Le corps de l’artiste et le désert, envisagé tant comme un corps qu’un territoire, trouvent une place centrale au creux d’une recherche basée sur la mobilité, le mouvement, le nomadisme et la reconstruction. L’artiste mixe des symboles et des pratiques issus de différents héritages, de différentes cultures et histoires pour en faire ce qu’elle nomme un patchwork visuel, matériel et symbolique. L’installation, formée de matériaux à la fois artisanaux (céramique, henné, pyrogravure, broderie, papyrus) et industriels (palette, traces de pneu, wax) engage une pensée de la lutte, de la résistance et du dilemme. Une pensée située dans un entre-deux, une zone à la fois réjouissante, parce que nourrie d’apports culturels multiples, mais aussi une zone de conflits permanents vis-à-vis d’une histoire aux ramifications nombreuses. Au centre de l’installation, un sac de frappe entaillé à différents endroits se vide de son contenu. Le sable s’écoule et recouvre lentement le dessin d’une boussole tracé au sol. L’artiste traite ainsi du voyage, mais aussi des repères, de la rencontre et de la perte. Une violence s’établit dans l’interaction des éléments et des symboles. En ce sens, les coussins réalisés à partir de Dutch wax renvoient à l’histoire coloniale et à la question de l’authenticité culturelle (cette prétendue authenticité réclamée par les Occidentaux aux artistes racisé.e.s), ici mise à mal par des tissus devenus les symboles dichotomiques du colonialisme et du panafricanisme. L’artiste brode, tatoue et grave également des Adinkra, des symboles graphiques créés par les Akans et les Baoulés en Afrique de l’Ouest. Aïda Patricia fait ainsi apparaître les symboles de la persévérance, de la lutte ou de la féminité. Par eux, elle nous livre le récit fragmenté de son histoire dont elle rassemble les morceaux.

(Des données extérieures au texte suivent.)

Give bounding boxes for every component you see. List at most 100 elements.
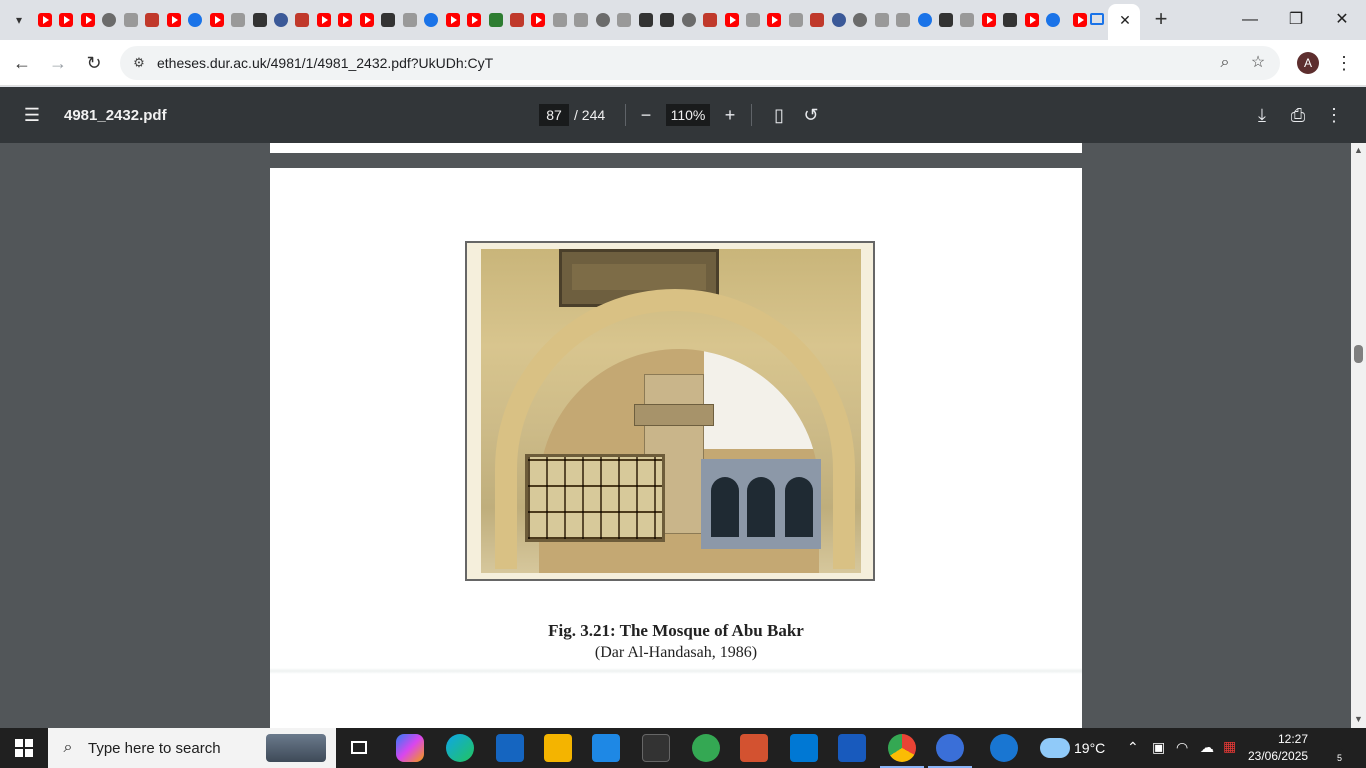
task-view-icon[interactable] [346, 734, 374, 762]
tripadvisor-icon[interactable] [692, 734, 720, 762]
tab-favicon-icon[interactable] [552, 12, 567, 27]
zoom-in-icon[interactable]: + [718, 103, 742, 127]
file-explorer-icon[interactable] [544, 734, 572, 762]
maximize-button[interactable]: ❐ [1282, 6, 1310, 34]
zoom-magnifier-icon[interactable]: ⌕ [1215, 53, 1235, 73]
tab-favicon-icon[interactable] [896, 12, 911, 27]
google-tab-icon[interactable] [703, 12, 718, 27]
youtube-tab-icon[interactable] [316, 12, 331, 27]
tab-favicon-icon[interactable] [745, 12, 760, 27]
tab-favicon-icon[interactable] [424, 12, 439, 27]
taskbar-search-box[interactable]: ⌕ Type here to search [48, 728, 336, 768]
more-options-icon[interactable]: ⋮ [1322, 103, 1346, 127]
address-bar[interactable]: ⚙ etheses.dur.ac.uk/4981/1/4981_2432.pdf… [120, 46, 1280, 80]
youtube-tab-icon[interactable] [80, 12, 95, 27]
youtube-tab-icon[interactable] [724, 12, 739, 27]
youtube-tab-icon[interactable] [767, 12, 782, 27]
zoom-out-icon[interactable]: − [634, 103, 658, 127]
tab-favicon-icon[interactable] [874, 12, 889, 27]
amazon-icon[interactable] [642, 734, 670, 762]
browser-app-icon[interactable] [928, 734, 972, 768]
windows-start-icon[interactable] [15, 739, 33, 757]
current-page-input[interactable]: 87 [539, 104, 569, 126]
browser-menu-icon[interactable]: ⋮ [1334, 49, 1354, 77]
tab-favicon-icon[interactable] [1090, 13, 1104, 25]
hamburger-menu-icon[interactable]: ☰ [20, 103, 44, 127]
tab-favicon-icon[interactable] [660, 12, 675, 27]
dropbox-icon[interactable] [496, 734, 524, 762]
tab-favicon-icon[interactable] [1003, 12, 1018, 27]
edge-icon[interactable] [446, 734, 474, 762]
tab-favicon-icon[interactable] [188, 12, 203, 27]
word-icon[interactable] [838, 734, 866, 762]
tab-favicon-icon[interactable] [595, 12, 610, 27]
tab-close-icon[interactable]: ✕ [1116, 9, 1134, 31]
chrome-icon[interactable] [880, 734, 924, 768]
tab-favicon-icon[interactable] [145, 12, 160, 27]
copilot-icon[interactable] [396, 734, 424, 762]
notification-icon[interactable]: 5 [1324, 738, 1345, 768]
new-tab-button[interactable]: + [1150, 8, 1172, 32]
tab-favicon-icon[interactable] [788, 12, 803, 27]
facebook-tab-icon[interactable] [831, 12, 846, 27]
zoom-level-input[interactable]: 110% [666, 104, 710, 126]
profile-avatar[interactable]: A [1297, 52, 1319, 74]
tab-favicon-icon[interactable] [295, 12, 310, 27]
globe-tab-icon[interactable] [102, 12, 117, 27]
youtube-tab-icon[interactable] [338, 12, 353, 27]
powerpoint-icon[interactable] [740, 734, 768, 762]
tab-favicon-icon[interactable] [231, 12, 246, 27]
scroll-thumb[interactable] [1354, 345, 1363, 363]
outlook-icon[interactable] [790, 734, 818, 762]
back-arrow-icon[interactable]: ← [8, 49, 36, 77]
chevron-up-icon[interactable]: ⌃ [1127, 739, 1139, 756]
help-icon[interactable] [990, 734, 1018, 762]
rotate-icon[interactable]: ↺ [799, 103, 823, 127]
bookmark-star-icon[interactable]: ☆ [1248, 53, 1268, 73]
tab-favicon-icon[interactable] [273, 12, 288, 27]
app-tray-icon[interactable]: ▦ [1223, 738, 1236, 755]
youtube-tab-icon[interactable] [209, 12, 224, 27]
tab-favicon-icon[interactable] [509, 12, 524, 27]
tab-favicon-icon[interactable] [853, 12, 868, 27]
tab-favicon-icon[interactable] [488, 12, 503, 27]
youtube-tab-icon[interactable] [981, 12, 996, 27]
url-text[interactable]: etheses.dur.ac.uk/4981/1/4981_2432.pdf?U… [157, 55, 493, 71]
pdf-viewport[interactable]: Fig. 3.21: The Mosque of Abu Bakr (Dar A… [0, 143, 1351, 728]
scroll-up-icon[interactable]: ▲ [1353, 145, 1364, 156]
weather-temperature[interactable]: 19°C [1074, 740, 1105, 756]
tab-favicon-icon[interactable] [638, 12, 653, 27]
youtube-tab-icon[interactable] [1024, 12, 1039, 27]
youtube-tab-icon[interactable] [445, 12, 460, 27]
close-window-button[interactable]: ✕ [1328, 6, 1356, 34]
tab-favicon-icon[interactable] [574, 12, 589, 27]
youtube-tab-icon[interactable] [359, 12, 374, 27]
device-icon[interactable]: ▣ [1152, 739, 1165, 756]
forward-arrow-icon[interactable]: → [44, 49, 72, 77]
cloud-offline-icon[interactable]: ☁ [1200, 739, 1214, 756]
youtube-tab-icon[interactable] [38, 12, 52, 27]
minimize-button[interactable]: — [1236, 6, 1264, 34]
tab-favicon-icon[interactable] [681, 12, 696, 27]
youtube-tab-icon[interactable] [531, 12, 546, 27]
tab-favicon-icon[interactable] [1046, 12, 1061, 27]
vertical-scrollbar[interactable]: ▲ ▼ [1351, 143, 1366, 728]
print-icon[interactable]: ⎙ [1286, 103, 1310, 127]
tab-favicon-icon[interactable] [939, 12, 954, 27]
download-icon[interactable]: ⤓ [1250, 103, 1274, 127]
tab-favicon-icon[interactable] [810, 12, 825, 27]
taskbar-clock[interactable]: 12:27 23/06/2025 [1248, 731, 1308, 765]
youtube-tab-icon[interactable] [166, 12, 181, 27]
tab-search-chevron-down-icon[interactable]: ▾ [8, 9, 30, 31]
fit-page-icon[interactable]: ▯ [767, 103, 791, 127]
microsoft-store-icon[interactable] [592, 734, 620, 762]
youtube-tab-icon[interactable] [59, 12, 74, 27]
youtube-tab-icon[interactable] [1073, 13, 1087, 27]
site-info-icon[interactable]: ⚙ [130, 54, 148, 72]
tab-favicon-icon[interactable] [252, 12, 267, 27]
search-placeholder[interactable]: Type here to search [88, 740, 221, 757]
tab-favicon-icon[interactable] [402, 12, 417, 27]
tab-favicon-icon[interactable] [917, 12, 932, 27]
weather-cloud-icon[interactable] [1040, 738, 1070, 758]
tab-favicon-icon[interactable] [960, 12, 975, 27]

Situation tracée #1 fonctionne comme un rébus où sont articulés des codes, des symboles, des secrets, les éléments d’un langage crypté qui traduit une difficulté : celle de retranscrire et de donner forme à son histoire personnelle. L’œuvre est un autoportrait dont chacune des dimensions rejoint le corps central, le sac de frappe suspendu, percé et se vidant de son contenu. Un corps blessé. La réflexion plastique d’Aïda Patricia Schweitzer repose alors sur l’analyse, la mise en dialogue et le déplacement de symboles intimes et culturels. L’œuvre forme la synthèse d’une recherche interculturelle visant à une guérison, une réparation. À partir d’un corps, d’une histoire, Aida Patricia Schweitzer sculpte et brode de nouvelles trajectoires, des perspectives croisées, de violences sourdes, d’une mémoire commune.